Hospice: A Photographic Inquiry
Books / Hardcover
Books › Social Science › General
ISBN: 0821222597 / Publisher: Little Brown & Co, April 1996
A lavishly photographed tour of America's hospices is based on the spring 1996 exhibition at the Corcoran Gallery of Art in Washington, D.C., and includes works that portray the bond between patients and caregivers.
Read More
Hospice is health care that provides for the physical, emotional, and spiritual needs of dying patients; its goal is not to cure, but to ease the patient's passage out of life. However, many Americans are unaware of the choices hospice offers. In an effort to foster a broader understanding of hospice, the Corcoran Gallery of Art and the National Hospice Foundation created this remarkable book.
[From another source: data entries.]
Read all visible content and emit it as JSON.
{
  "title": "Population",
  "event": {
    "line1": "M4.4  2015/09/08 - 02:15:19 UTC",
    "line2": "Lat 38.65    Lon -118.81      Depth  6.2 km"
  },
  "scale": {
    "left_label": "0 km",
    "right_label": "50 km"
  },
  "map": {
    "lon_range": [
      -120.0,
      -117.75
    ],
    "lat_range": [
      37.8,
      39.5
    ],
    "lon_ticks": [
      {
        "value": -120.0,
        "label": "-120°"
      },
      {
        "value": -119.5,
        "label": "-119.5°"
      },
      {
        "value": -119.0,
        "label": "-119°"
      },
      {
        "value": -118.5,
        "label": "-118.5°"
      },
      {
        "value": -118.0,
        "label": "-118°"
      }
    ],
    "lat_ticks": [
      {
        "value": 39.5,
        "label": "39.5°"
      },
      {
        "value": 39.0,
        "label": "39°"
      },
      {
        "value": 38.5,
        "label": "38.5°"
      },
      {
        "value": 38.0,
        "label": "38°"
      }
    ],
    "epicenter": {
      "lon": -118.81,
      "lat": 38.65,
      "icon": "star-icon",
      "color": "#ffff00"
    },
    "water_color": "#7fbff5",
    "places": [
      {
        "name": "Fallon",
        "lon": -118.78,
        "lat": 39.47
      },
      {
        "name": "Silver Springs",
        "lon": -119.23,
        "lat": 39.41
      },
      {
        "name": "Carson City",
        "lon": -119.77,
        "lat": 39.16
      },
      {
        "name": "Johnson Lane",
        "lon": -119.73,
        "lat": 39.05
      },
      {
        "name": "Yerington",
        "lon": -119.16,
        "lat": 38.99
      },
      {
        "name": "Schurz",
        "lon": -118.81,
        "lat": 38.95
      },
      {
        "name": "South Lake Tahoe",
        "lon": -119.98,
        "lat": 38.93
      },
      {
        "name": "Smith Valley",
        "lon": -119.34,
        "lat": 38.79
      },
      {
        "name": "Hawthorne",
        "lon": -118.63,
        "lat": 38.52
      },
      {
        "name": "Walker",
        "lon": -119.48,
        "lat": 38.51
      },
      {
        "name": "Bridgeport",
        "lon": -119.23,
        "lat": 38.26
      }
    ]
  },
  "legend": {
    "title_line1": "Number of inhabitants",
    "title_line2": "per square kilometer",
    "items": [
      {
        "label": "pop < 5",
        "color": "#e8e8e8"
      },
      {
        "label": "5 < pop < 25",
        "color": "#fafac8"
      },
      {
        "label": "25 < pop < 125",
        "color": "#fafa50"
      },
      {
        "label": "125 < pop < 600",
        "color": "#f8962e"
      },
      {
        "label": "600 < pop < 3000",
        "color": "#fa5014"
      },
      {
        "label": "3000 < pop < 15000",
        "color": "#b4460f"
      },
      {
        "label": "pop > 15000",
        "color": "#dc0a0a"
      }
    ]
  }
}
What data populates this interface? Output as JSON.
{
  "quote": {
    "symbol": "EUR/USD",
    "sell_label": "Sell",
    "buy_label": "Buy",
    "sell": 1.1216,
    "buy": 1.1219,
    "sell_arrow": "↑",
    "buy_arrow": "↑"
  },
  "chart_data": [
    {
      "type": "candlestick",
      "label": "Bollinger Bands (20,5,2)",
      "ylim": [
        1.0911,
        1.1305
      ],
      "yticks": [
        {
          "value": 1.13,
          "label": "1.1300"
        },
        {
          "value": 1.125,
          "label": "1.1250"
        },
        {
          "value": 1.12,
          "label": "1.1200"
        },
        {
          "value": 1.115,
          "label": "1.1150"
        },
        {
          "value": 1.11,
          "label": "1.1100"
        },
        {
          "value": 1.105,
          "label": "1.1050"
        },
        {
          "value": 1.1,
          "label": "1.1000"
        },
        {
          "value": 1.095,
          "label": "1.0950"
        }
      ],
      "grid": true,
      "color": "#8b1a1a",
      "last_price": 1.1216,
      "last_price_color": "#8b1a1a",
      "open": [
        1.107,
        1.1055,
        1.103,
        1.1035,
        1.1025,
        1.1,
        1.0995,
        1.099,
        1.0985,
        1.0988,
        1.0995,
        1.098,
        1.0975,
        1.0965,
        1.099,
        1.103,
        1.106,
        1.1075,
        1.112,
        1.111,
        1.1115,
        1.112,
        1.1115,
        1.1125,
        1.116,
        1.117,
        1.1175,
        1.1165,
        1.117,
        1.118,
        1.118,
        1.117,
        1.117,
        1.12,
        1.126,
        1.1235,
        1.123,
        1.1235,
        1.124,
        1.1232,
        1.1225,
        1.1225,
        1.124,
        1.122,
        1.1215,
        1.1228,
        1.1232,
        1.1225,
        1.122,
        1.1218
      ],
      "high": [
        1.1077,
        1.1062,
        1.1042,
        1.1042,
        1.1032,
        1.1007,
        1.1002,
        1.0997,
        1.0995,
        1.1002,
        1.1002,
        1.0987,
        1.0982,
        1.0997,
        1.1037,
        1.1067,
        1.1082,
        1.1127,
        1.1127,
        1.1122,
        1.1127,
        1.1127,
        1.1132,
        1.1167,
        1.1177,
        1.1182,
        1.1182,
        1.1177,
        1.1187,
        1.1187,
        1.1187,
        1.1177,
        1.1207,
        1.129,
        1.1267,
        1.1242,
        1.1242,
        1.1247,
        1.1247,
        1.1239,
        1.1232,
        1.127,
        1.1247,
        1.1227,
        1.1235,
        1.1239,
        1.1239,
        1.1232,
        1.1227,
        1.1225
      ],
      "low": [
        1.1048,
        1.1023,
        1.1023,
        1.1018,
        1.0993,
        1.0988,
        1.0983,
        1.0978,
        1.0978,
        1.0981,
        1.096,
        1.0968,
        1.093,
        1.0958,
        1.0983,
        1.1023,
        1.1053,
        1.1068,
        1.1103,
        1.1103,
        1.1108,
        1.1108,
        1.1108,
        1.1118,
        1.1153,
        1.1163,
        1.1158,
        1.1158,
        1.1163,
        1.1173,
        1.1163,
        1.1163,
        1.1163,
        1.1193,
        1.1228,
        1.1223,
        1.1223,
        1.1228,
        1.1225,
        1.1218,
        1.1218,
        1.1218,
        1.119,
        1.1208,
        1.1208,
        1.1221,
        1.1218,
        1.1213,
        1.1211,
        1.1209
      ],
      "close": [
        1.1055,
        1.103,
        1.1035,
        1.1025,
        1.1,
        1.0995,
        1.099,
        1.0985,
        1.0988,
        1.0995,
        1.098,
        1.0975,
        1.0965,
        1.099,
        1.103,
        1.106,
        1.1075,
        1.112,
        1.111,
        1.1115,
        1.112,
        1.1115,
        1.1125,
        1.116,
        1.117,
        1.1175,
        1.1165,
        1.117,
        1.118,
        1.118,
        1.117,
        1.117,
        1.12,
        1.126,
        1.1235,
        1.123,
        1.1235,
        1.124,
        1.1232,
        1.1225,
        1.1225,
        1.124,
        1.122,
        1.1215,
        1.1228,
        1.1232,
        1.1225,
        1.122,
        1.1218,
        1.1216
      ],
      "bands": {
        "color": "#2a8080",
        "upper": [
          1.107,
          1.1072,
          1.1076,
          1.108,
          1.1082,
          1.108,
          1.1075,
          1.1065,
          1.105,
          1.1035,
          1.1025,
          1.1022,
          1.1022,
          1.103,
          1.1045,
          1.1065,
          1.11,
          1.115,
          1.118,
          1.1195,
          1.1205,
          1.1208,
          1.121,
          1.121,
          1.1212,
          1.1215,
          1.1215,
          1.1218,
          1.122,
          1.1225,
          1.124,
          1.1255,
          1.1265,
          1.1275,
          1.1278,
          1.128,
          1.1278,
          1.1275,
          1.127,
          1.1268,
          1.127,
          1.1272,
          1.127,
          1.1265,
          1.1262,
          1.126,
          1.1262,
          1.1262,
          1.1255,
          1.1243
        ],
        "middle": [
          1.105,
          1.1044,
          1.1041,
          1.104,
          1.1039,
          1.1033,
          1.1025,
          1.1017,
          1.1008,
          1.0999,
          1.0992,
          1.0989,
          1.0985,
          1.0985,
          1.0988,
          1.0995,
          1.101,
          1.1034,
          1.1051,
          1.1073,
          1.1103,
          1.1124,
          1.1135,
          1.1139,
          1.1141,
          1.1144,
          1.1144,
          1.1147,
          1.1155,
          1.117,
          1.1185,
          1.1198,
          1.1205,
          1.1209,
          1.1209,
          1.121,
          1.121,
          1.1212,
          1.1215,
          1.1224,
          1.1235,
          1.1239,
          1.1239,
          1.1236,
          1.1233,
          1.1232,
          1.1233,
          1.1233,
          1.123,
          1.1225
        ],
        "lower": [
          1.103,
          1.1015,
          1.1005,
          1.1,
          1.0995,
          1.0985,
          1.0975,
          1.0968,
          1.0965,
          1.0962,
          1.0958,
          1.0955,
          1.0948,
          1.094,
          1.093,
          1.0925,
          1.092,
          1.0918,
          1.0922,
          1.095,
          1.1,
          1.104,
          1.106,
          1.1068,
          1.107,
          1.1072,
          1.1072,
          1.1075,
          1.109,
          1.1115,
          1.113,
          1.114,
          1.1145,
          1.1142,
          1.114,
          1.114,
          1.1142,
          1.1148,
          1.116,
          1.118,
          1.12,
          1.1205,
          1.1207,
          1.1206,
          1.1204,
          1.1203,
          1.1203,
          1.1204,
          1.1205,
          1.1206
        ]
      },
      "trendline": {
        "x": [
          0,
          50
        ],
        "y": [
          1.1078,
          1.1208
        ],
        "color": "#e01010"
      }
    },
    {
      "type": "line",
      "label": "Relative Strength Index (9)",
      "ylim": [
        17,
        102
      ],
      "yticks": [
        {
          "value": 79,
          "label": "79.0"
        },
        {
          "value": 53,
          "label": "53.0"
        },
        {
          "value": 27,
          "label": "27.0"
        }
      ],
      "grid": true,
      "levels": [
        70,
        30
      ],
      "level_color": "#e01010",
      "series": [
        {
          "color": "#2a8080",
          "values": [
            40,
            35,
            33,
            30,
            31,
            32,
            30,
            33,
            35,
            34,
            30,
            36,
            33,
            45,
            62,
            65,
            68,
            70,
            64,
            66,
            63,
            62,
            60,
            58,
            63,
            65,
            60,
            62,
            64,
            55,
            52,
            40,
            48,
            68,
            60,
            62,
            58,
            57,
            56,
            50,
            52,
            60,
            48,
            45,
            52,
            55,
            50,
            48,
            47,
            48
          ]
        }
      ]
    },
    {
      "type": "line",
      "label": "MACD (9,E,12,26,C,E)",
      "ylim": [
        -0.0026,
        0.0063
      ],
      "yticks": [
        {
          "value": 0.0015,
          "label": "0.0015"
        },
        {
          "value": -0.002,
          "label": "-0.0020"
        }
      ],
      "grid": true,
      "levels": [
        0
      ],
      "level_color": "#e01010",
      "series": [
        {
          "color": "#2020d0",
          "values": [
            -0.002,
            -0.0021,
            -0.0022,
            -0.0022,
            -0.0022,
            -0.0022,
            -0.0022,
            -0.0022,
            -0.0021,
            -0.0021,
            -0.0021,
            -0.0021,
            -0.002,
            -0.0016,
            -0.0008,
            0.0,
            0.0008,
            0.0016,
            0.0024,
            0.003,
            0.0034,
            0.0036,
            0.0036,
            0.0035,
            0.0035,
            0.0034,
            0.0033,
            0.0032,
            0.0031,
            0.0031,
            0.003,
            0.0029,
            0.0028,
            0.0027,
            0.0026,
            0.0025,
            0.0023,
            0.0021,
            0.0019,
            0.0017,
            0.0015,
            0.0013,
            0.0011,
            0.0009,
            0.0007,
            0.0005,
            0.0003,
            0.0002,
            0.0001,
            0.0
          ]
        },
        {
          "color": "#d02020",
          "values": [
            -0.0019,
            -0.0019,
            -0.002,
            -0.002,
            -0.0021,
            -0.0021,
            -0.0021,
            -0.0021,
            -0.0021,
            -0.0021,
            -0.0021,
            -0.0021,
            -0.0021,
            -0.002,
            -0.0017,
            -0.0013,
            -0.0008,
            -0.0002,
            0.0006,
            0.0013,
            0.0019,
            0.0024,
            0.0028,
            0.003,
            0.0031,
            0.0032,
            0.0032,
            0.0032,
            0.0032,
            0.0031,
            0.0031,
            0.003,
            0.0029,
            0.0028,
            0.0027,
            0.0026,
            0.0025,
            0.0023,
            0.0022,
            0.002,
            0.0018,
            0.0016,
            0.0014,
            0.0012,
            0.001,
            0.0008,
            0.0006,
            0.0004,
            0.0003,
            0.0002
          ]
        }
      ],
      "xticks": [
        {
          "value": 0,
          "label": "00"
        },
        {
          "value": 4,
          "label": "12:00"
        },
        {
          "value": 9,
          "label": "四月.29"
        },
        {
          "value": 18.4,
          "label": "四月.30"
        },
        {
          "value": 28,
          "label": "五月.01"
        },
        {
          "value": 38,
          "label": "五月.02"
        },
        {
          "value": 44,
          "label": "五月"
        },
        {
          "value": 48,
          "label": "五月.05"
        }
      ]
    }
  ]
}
They commissioned a series of visual essays from five well-known photographers - challenging each of them to express through his or her art the essence of hospice care.The resulting book is an extraordinary document: it draws the reader inside the full intensity and revelation of the hospice experience. Marilyn Webb's opening essay describes the little-known history of hospice and the increasingly humane attitude toward dying that is now emerging in America. Jane Livingston compares hospice and the art of photography, and Philip Brookman interviews the five artists. A detailed bibliography assists readers seeking hospice resources. But it is the photographers who guide us into the heart of the hospice world. Here are Nan Goldin's penetrating chronicle of patients in New York hospice care; Jack Radcliffe's frank look at the bond between patients and caregivers; luminous meditations on the experiences of hospice patients by Sally Mann; composite images by Kathy Vargas that evoke loss and remembrance; and Jim Goldberg's poignant examination of his own father's death. Woven through these portfolios are the words of the patients, the families, and the care providers. For those who seek to understand hospice, this book creates an unforgettable portrayal; for those already a part of that world, it is a moving testament.